Gold mine in Western, Ghana

Chirano Gold Mine (currently Asante Gold Chirano Ltd) is an underground and open pit gold mine in the Western North Region of Ghana, within the Bibiani gold belt. It is 90% owned by Vancouver based Asante Gold Corporation. The Government of Ghana has a 10% carried interest.

== Description ==
The Chirano Gold Mine is located in southwestern Ghana, approximately 100 kilometres southwest of Kumasi, Ghana's second-largest city.

Chirano was explored and developed from 1996 by Red Back Mining NL, an Australian company that moved to a Canadian listing in April 2004. Chirano began production in October 2005. Kinross Gold acquired the mine on 17 September 2010 through a US$7.1 billion takeover of Red Back Mining, through which it also acquired the Tasiast Gold Mine in Mauritania.

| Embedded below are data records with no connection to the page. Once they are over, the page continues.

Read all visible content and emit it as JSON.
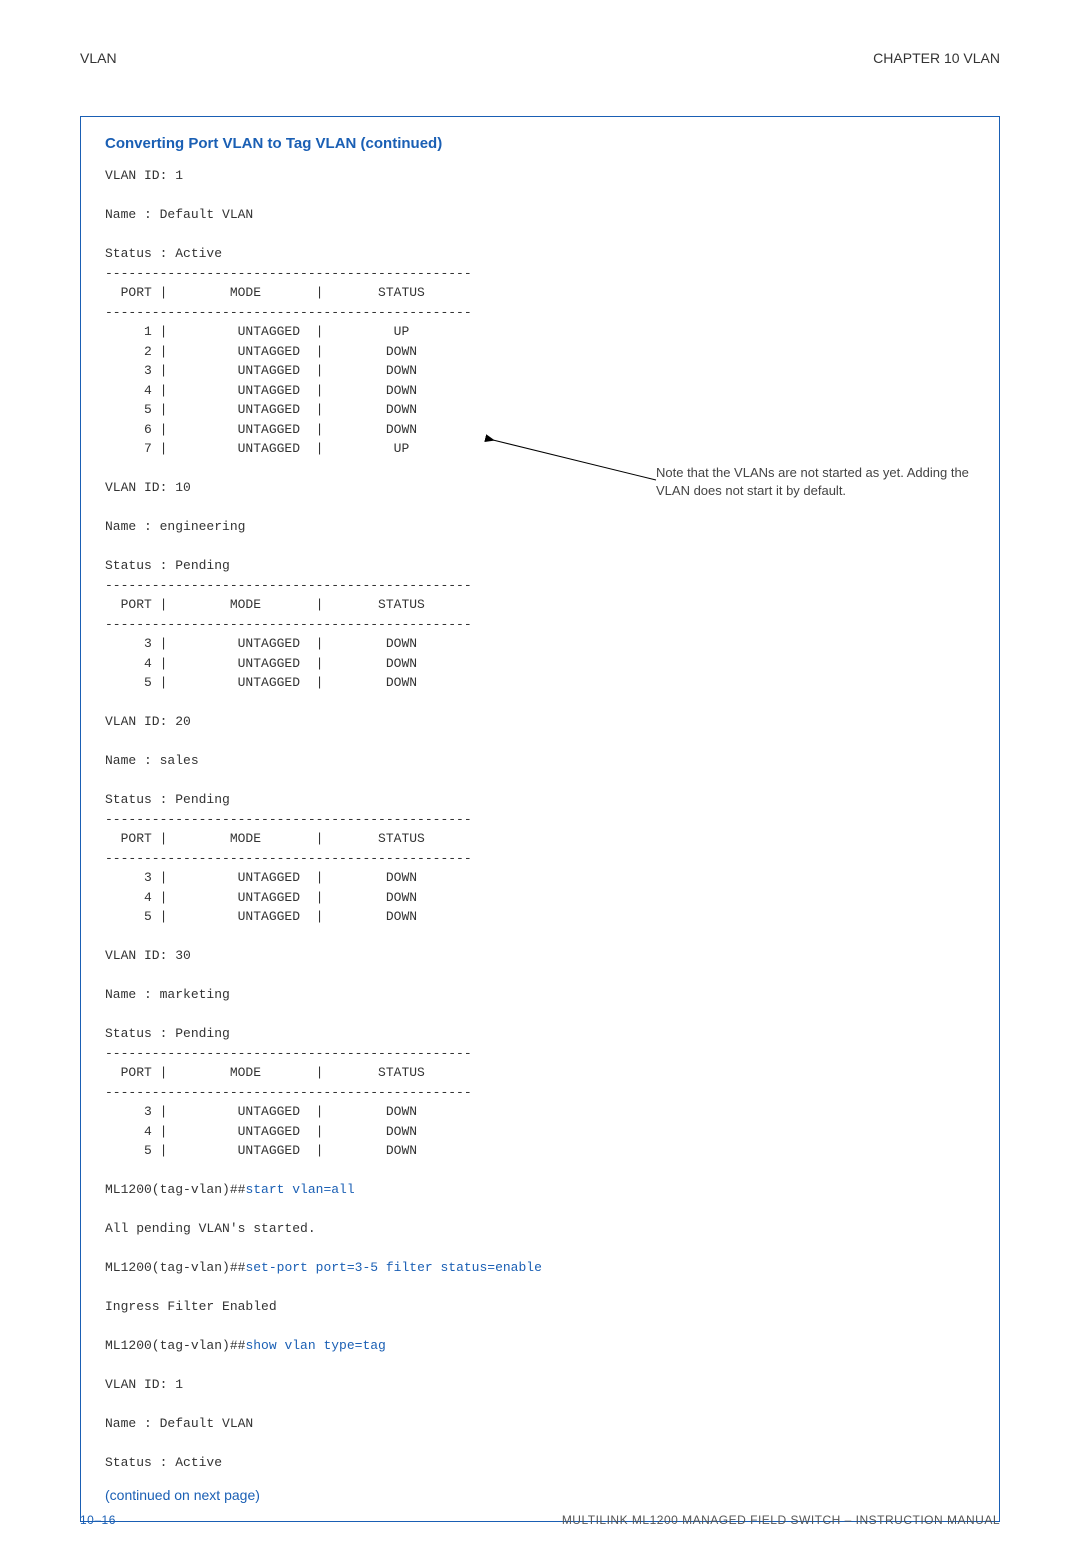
{
  "header": {
    "left": "VLAN",
    "right": "CHAPTER 10  VLAN"
  },
  "box": {
    "title": "Converting Port VLAN to Tag VLAN (continued)",
    "v1": {
      "id": "VLAN ID: 1",
      "name": "Name : Default VLAN",
      "status": "Status : Active",
      "hdr": "  PORT |        MODE       |       STATUS",
      "rows": [
        "     1 |         UNTAGGED  |         UP",
        "     2 |         UNTAGGED  |        DOWN",
        "     3 |         UNTAGGED  |        DOWN",
        "     4 |         UNTAGGED  |        DOWN",
        "     5 |         UNTAGGED  |        DOWN",
        "     6 |         UNTAGGED  |        DOWN",
        "     7 |         UNTAGGED  |         UP"
      ]
    },
    "v10": {
      "id": "VLAN ID: 10",
      "name": "Name : engineering",
      "status": "Status : Pending",
      "hdr": "  PORT |        MODE       |       STATUS",
      "rows": [
        "     3 |         UNTAGGED  |        DOWN",
        "     4 |         UNTAGGED  |        DOWN",
        "     5 |         UNTAGGED  |        DOWN"
      ]
    },
    "v20": {
      "id": "VLAN ID: 20",
      "name": "Name : sales",
      "status": "Status : Pending",
      "hdr": "  PORT |        MODE       |       STATUS",
      "rows": [
        "     3 |         UNTAGGED  |        DOWN",
        "     4 |         UNTAGGED  |        DOWN",
        "     5 |         UNTAGGED  |        DOWN"
      ]
    },
    "v30": {
      "id": "VLAN ID: 30",
      "name": "Name : marketing",
      "status": "Status : Pending",
      "hdr": "  PORT |        MODE       |       STATUS",
      "rows": [
        "     3 |         UNTAGGED  |        DOWN",
        "     4 |         UNTAGGED  |        DOWN",
        "     5 |         UNTAGGED  |        DOWN"
      ]
    },
    "dash": "-----------------------------------------------",
    "cmd1_pre": "ML1200(tag-vlan)##",
    "cmd1": "start vlan=all",
    "resp1": "All pending VLAN's started.",
    "cmd2_pre": "ML1200(tag-vlan)##",
    "cmd2": "set-port port=3-5 filter status=enable",
    "resp2": "Ingress Filter Enabled",
    "cmd3_pre": "ML1200(tag-vlan)##",
    "cmd3": "show vlan type=tag",
    "vend": {
      "id": "VLAN ID: 1",
      "name": "Name : Default VLAN",
      "status": "Status : Active"
    },
    "continued": "(continued on next page)"
  },
  "annotation": "Note that the VLANs are not started as yet. Adding the VLAN does not start it by default.",
  "footer": {
    "left": "10–16",
    "right": "MULTILINK ML1200 MANAGED FIELD SWITCH – INSTRUCTION MANUAL"
  }
}
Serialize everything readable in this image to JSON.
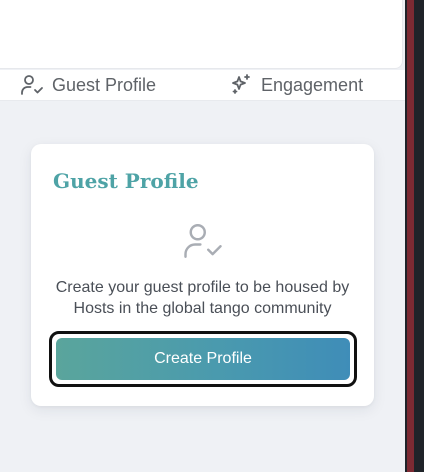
{
  "nav": {
    "items": [
      {
        "label": "Guest Profile",
        "icon": "user-check-icon"
      },
      {
        "label": "Engagement",
        "icon": "sparkles-icon"
      }
    ]
  },
  "card": {
    "title": "Guest Profile",
    "icon": "user-check-icon",
    "description": "Create your guest profile to be housed by Hosts in the global tango community",
    "button_label": "Create Profile"
  },
  "colors": {
    "title": "#4ea3a6",
    "button_gradient_start": "#5aa59c",
    "button_gradient_end": "#3f8db8",
    "nav_text": "#5f6368",
    "window_edge": "#7c2a33"
  }
}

Asante Gold Corporation acquired the company in a US$250 million takeover in 2022 from Kinross Gold Corporation.

The mine has five underground operations: Akwaaba, Suraw, Paboase, Tano, and Obra, and two surface operations; Mamnao and Akoti South

Open pit and underground ore are processed at the Chirano plant. The capacity of the mill is approximately 3.5 million tonnes per annum. Processing involves crushing, ball mill grinding, cyanide leaching and carbon-in-leach (CIL) extraction.

At 31 December 2012, Chirano's Proven and Probable Reserves were 20.271 million tonnes at 2.65 g/t gold for 1.722 million ounces, with an additional 0.44 million ounces of Measured and Indicated Resource.

2012 gold equivalent production was 263,911 ounces at a cost of sale of US$721/oz. 2012 recoveries averaged 93%.